Hab-a-looc, that's coolabah backwards!
My cask wine days are over but far from forgotten. I vividly recall many a goon hoon up to the Sunnybank for movie marathons with nothing more than my cardboard briefcase, a pocket full of lint, pipe and some markers, on the hunt to get the fingers dipped in some honey.
You might be saying to yourself.."So. Fuck off and post something decent for once".

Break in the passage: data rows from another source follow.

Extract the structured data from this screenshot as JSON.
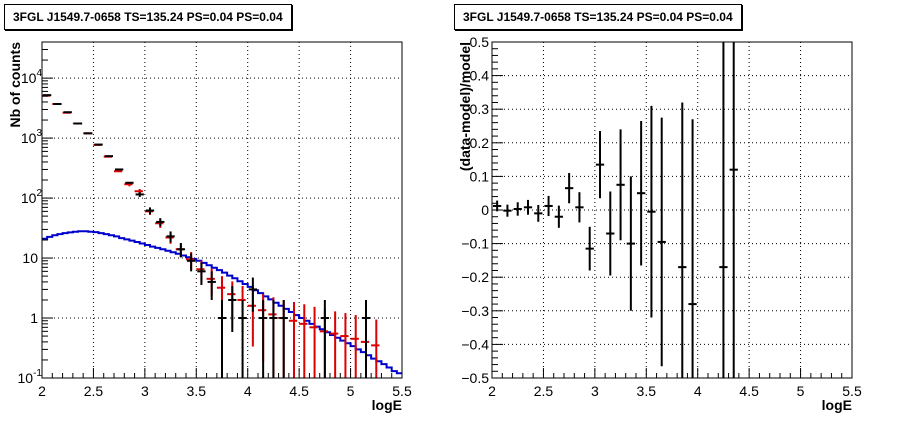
{
  "chart_data": [
    {
      "type": "step",
      "title": "3FGL J1549.7-0658 TS=135.24 PS=0.04 PS=0.04",
      "xlabel": "logE",
      "ylabel": "Nb of counts",
      "xlim": [
        2,
        5.5
      ],
      "ylim": [
        0.1,
        40000
      ],
      "yscale": "log",
      "grid": true,
      "x_ticks": [
        2,
        2.5,
        3,
        3.5,
        4,
        4.5,
        5,
        5.5
      ],
      "x_tick_labels": [
        "2",
        "2.5",
        "3",
        "3.5",
        "4",
        "4.5",
        "5",
        "5.5"
      ],
      "y_ticks": [
        0.1,
        1,
        10,
        100,
        1000,
        10000
      ],
      "y_tick_labels": [
        {
          "mantissa": "10",
          "exp": "-1"
        },
        {
          "mantissa": "1",
          "exp": ""
        },
        {
          "mantissa": "10",
          "exp": ""
        },
        {
          "mantissa": "10",
          "exp": "2"
        },
        {
          "mantissa": "10",
          "exp": "3"
        },
        {
          "mantissa": "10",
          "exp": "4"
        }
      ],
      "bin_width": 0.1,
      "series": [
        {
          "role": "data",
          "color": "#000000",
          "x": [
            2.05,
            2.15,
            2.25,
            2.35,
            2.45,
            2.55,
            2.65,
            2.75,
            2.85,
            2.95,
            3.05,
            3.15,
            3.25,
            3.35,
            3.45,
            3.55,
            3.65,
            3.75,
            3.85,
            3.95,
            4.05,
            4.15,
            4.25,
            4.35,
            4.45,
            4.55,
            4.65,
            4.75,
            4.85,
            4.95,
            5.05,
            5.15
          ],
          "values": [
            5200,
            3700,
            2700,
            1750,
            1200,
            780,
            500,
            300,
            180,
            115,
            62,
            40,
            23,
            14,
            9,
            6,
            4,
            1,
            2,
            1,
            3,
            1,
            1,
            1,
            0,
            0,
            0,
            1,
            0,
            0,
            0,
            1
          ]
        },
        {
          "role": "model",
          "color": "#dd0000",
          "x": [
            2.05,
            2.15,
            2.25,
            2.35,
            2.45,
            2.55,
            2.65,
            2.75,
            2.85,
            2.95,
            3.05,
            3.15,
            3.25,
            3.35,
            3.45,
            3.55,
            3.65,
            3.75,
            3.85,
            3.95,
            4.05,
            4.15,
            4.25,
            4.35,
            4.45,
            4.55,
            4.65,
            4.75,
            4.85,
            4.95,
            5.05,
            5.15,
            5.25
          ],
          "values": [
            5100,
            3700,
            2650,
            1750,
            1200,
            770,
            490,
            280,
            170,
            130,
            60,
            38,
            22,
            14,
            9.5,
            6.5,
            4.5,
            3.2,
            2.5,
            2.0,
            1.6,
            1.35,
            1.15,
            1.0,
            0.9,
            0.8,
            0.7,
            0.6,
            0.55,
            0.5,
            0.45,
            0.4,
            0.35
          ]
        },
        {
          "role": "background",
          "color": "#0000cc",
          "bin_edges": [
            2.0,
            2.05,
            2.1,
            2.15,
            2.2,
            2.25,
            2.3,
            2.35,
            2.4,
            2.45,
            2.5,
            2.55,
            2.6,
            2.65,
            2.7,
            2.75,
            2.8,
            2.85,
            2.9,
            2.95,
            3.0,
            3.05,
            3.1,
            3.15,
            3.2,
            3.25,
            3.3,
            3.35,
            3.4,
            3.45,
            3.5,
            3.55,
            3.6,
            3.65,
            3.7,
            3.75,
            3.8,
            3.85,
            3.9,
            3.95,
            4.0,
            4.05,
            4.1,
            4.15,
            4.2,
            4.25,
            4.3,
            4.35,
            4.4,
            4.45,
            4.5,
            4.55,
            4.6,
            4.65,
            4.7,
            4.75,
            4.8,
            4.85,
            4.9,
            4.95,
            5.0,
            5.05,
            5.1,
            5.15,
            5.2,
            5.25,
            5.3,
            5.35,
            5.4,
            5.45,
            5.5
          ],
          "values": [
            21,
            22.5,
            24,
            25,
            26,
            26.8,
            27.5,
            28,
            28,
            27.5,
            27,
            26,
            25,
            24,
            23,
            21.5,
            20.5,
            19.5,
            18.5,
            17.5,
            16.5,
            15.5,
            14.8,
            14,
            13.2,
            12.5,
            11.8,
            11,
            10.3,
            9.7,
            9.0,
            8.3,
            7.6,
            6.9,
            6.3,
            5.7,
            5.1,
            4.6,
            4.1,
            3.7,
            3.3,
            2.9,
            2.6,
            2.3,
            2.05,
            1.8,
            1.6,
            1.42,
            1.26,
            1.12,
            1.0,
            0.9,
            0.8,
            0.72,
            0.65,
            0.58,
            0.52,
            0.47,
            0.42,
            0.38,
            0.34,
            0.3,
            0.27,
            0.24,
            0.21,
            0.19,
            0.17,
            0.15,
            0.13,
            0.12
          ]
        }
      ]
    },
    {
      "type": "scatter",
      "title": "3FGL J1549.7-0658 TS=135.24 PS=0.04 PS=0.04",
      "xlabel": "logE",
      "ylabel": "(data-model)/model",
      "xlim": [
        2,
        5.5
      ],
      "ylim": [
        -0.5,
        0.5
      ],
      "grid": true,
      "x_ticks": [
        2,
        2.5,
        3,
        3.5,
        4,
        4.5,
        5,
        5.5
      ],
      "x_tick_labels": [
        "2",
        "2.5",
        "3",
        "3.5",
        "4",
        "4.5",
        "5",
        "5.5"
      ],
      "y_ticks": [
        -0.5,
        -0.4,
        -0.3,
        -0.2,
        -0.1,
        0,
        0.1,
        0.2,
        0.3,
        0.4,
        0.5
      ],
      "y_tick_labels": [
        "−0.5",
        "−0.4",
        "−0.3",
        "−0.2",
        "−0.1",
        "0",
        "0.1",
        "0.2",
        "0.3",
        "0.4",
        "0.5"
      ],
      "series": [
        {
          "role": "residual",
          "color": "#000000",
          "x": [
            2.05,
            2.15,
            2.25,
            2.35,
            2.45,
            2.55,
            2.65,
            2.75,
            2.85,
            2.95,
            3.05,
            3.15,
            3.25,
            3.35,
            3.45,
            3.55,
            3.65,
            3.85,
            3.95,
            4.25,
            4.35
          ],
          "values": [
            0.012,
            -0.002,
            0.003,
            0.008,
            -0.01,
            0.012,
            -0.02,
            0.065,
            0.008,
            -0.115,
            0.135,
            -0.07,
            0.075,
            -0.1,
            0.05,
            -0.005,
            -0.095,
            -0.17,
            -0.28,
            -0.17,
            0.12
          ],
          "errors": [
            0.016,
            0.018,
            0.02,
            0.022,
            0.025,
            0.03,
            0.033,
            0.045,
            0.045,
            0.065,
            0.1,
            0.125,
            0.165,
            0.2,
            0.215,
            0.315,
            0.37,
            0.49,
            0.55,
            1.0,
            1.0
          ]
        }
      ]
    }
  ]
}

No! fuck off!..Id like to pay respectos were respectos is due to the bladder in a box. More importantly, it's come to my attention via the ABC News page that my homeboy Thomas Angove, inventor of the wine cask aka (the sack, goon sack, silver pillow, goon bag, bums briefcase, flagon, goon flag) passed away yesterday aged 92. A bums head no longer rests on a pillow made of concrete thanks to Thomas. Chea!

Via ABC News :

The inventor of the wine cask, South Australian Riverland grape grower Thomas Angove, has died in Renmark, aged 92.
Mr Angove revolutionised wine packaging in the 1960s when he created the resealable plastic bag in a cardboard box.
His son, managing director of Angove Wines John Angove, says his father was a great contributor to the wine industry.
"I remember dad coming home with this sort of prototype of a plastic bag inside a cardboard box and I remember thinking to myself and I probably said it to dad 'That's crazy, nobody will buy wine in a plastic bag stuck inside a cardboard box', but in his usual manner he persisted," he said.
"He thought he was onto a good thing and history certainly indicates that he was.
"His commitment and involvement in industry matters and industry bodies and the welfare of the industry overall, as opposed to just Angove family winemakers, was very significant and I think reflects his very broad vision of what the world and life was all about."

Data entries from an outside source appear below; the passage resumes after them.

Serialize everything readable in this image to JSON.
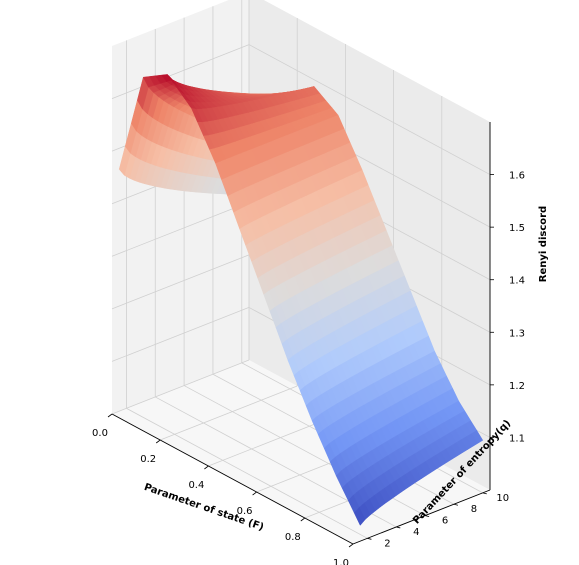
{
  "chart_data": {
    "type": "surface",
    "title": "",
    "xlabel": "Parameter of state (F)",
    "ylabel": "Parameter of entropy(q)",
    "zlabel": "Renyi discord",
    "xlim": [
      0.0,
      1.0
    ],
    "ylim": [
      1.0,
      10.5
    ],
    "zlim": [
      1.0,
      1.7
    ],
    "x_ticks": [
      "0.0",
      "0.2",
      "0.4",
      "0.6",
      "0.8",
      "1.0"
    ],
    "y_ticks": [
      "2",
      "4",
      "6",
      "8",
      "10"
    ],
    "z_ticks": [
      "1.1",
      "1.2",
      "1.3",
      "1.4",
      "1.5",
      "1.6"
    ],
    "grid": true,
    "colormap": "coolwarm",
    "colormap_colors": [
      "#3b4cc0",
      "#7396f5",
      "#b0cbfc",
      "#dddcdc",
      "#f6bfa6",
      "#ee8468",
      "#b40426"
    ],
    "surface_profile": {
      "F": [
        0.0,
        0.1,
        0.2,
        0.3,
        0.4,
        0.5,
        0.6,
        0.7,
        0.8,
        0.9,
        1.0
      ],
      "discord_at_q_min": [
        1.46,
        1.66,
        1.69,
        1.65,
        1.57,
        1.47,
        1.37,
        1.27,
        1.18,
        1.1,
        1.03
      ],
      "discord_at_q_max": [
        1.32,
        1.45,
        1.56,
        1.6,
        1.57,
        1.49,
        1.4,
        1.31,
        1.22,
        1.15,
        1.1
      ]
    }
  }
}
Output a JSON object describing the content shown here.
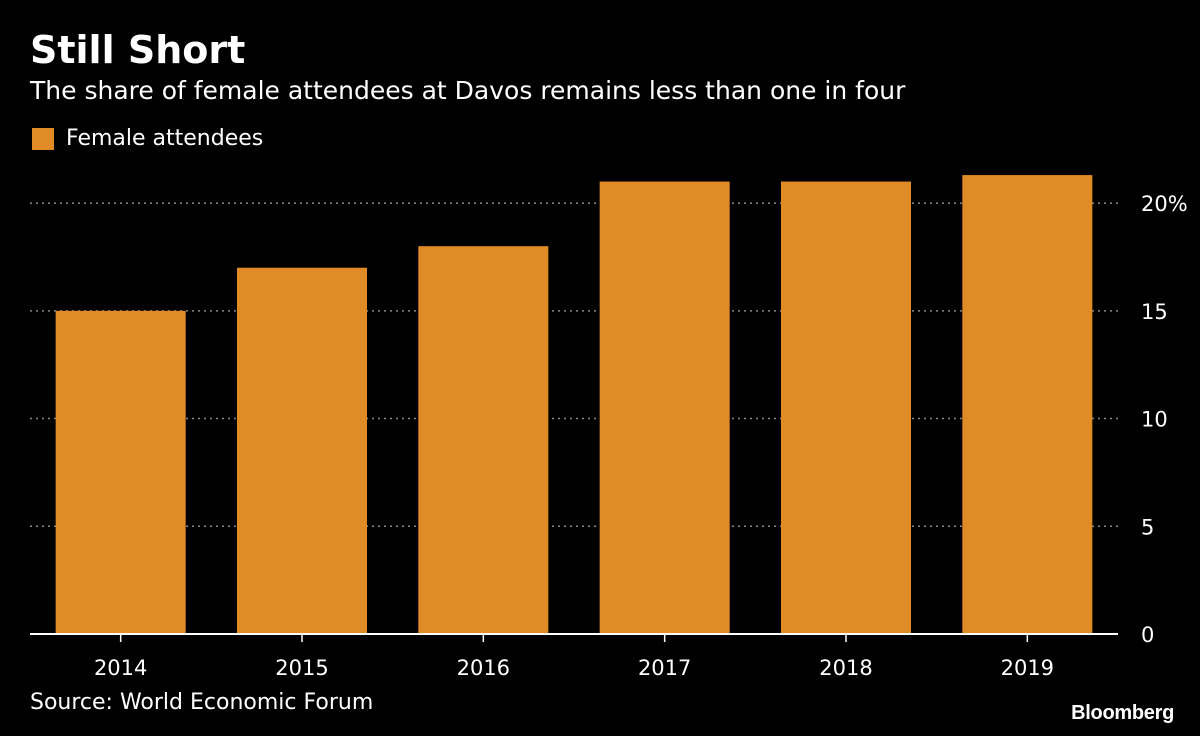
{
  "header": {
    "title": "Still Short",
    "subtitle": "The share of female attendees at Davos remains less than one in four"
  },
  "footer": {
    "source": "Source: World Economic Forum",
    "brand": "Bloomberg"
  },
  "colors": {
    "background": "#000000",
    "bar": "#e08b25",
    "text": "#ffffff",
    "grid": "#8a8a8a"
  },
  "chart_data": {
    "type": "bar",
    "categories": [
      "2014",
      "2015",
      "2016",
      "2017",
      "2018",
      "2019"
    ],
    "series": [
      {
        "name": "Female attendees",
        "values": [
          15,
          17,
          18,
          21,
          21,
          21.3
        ]
      }
    ],
    "ylim": [
      0,
      22
    ],
    "yticks": [
      0,
      5,
      10,
      15,
      20
    ],
    "ytick_labels": [
      "0",
      "5",
      "10",
      "15",
      "20%"
    ],
    "grid": true,
    "legend_position": "top-left",
    "y_axis_position": "right"
  }
}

Cheap, portable, non leaking tap plus the fact you can get off guts with 3 off your mates are just a few of the many attractive qualities of the cask as a youngster. Utilise your cask, a hills hoist clothes line and you got a good old game of Goon of Fortune (I can taste that fruity lexia just thinking about it) This will get you pussy kids!

Middle aged men getting down with it.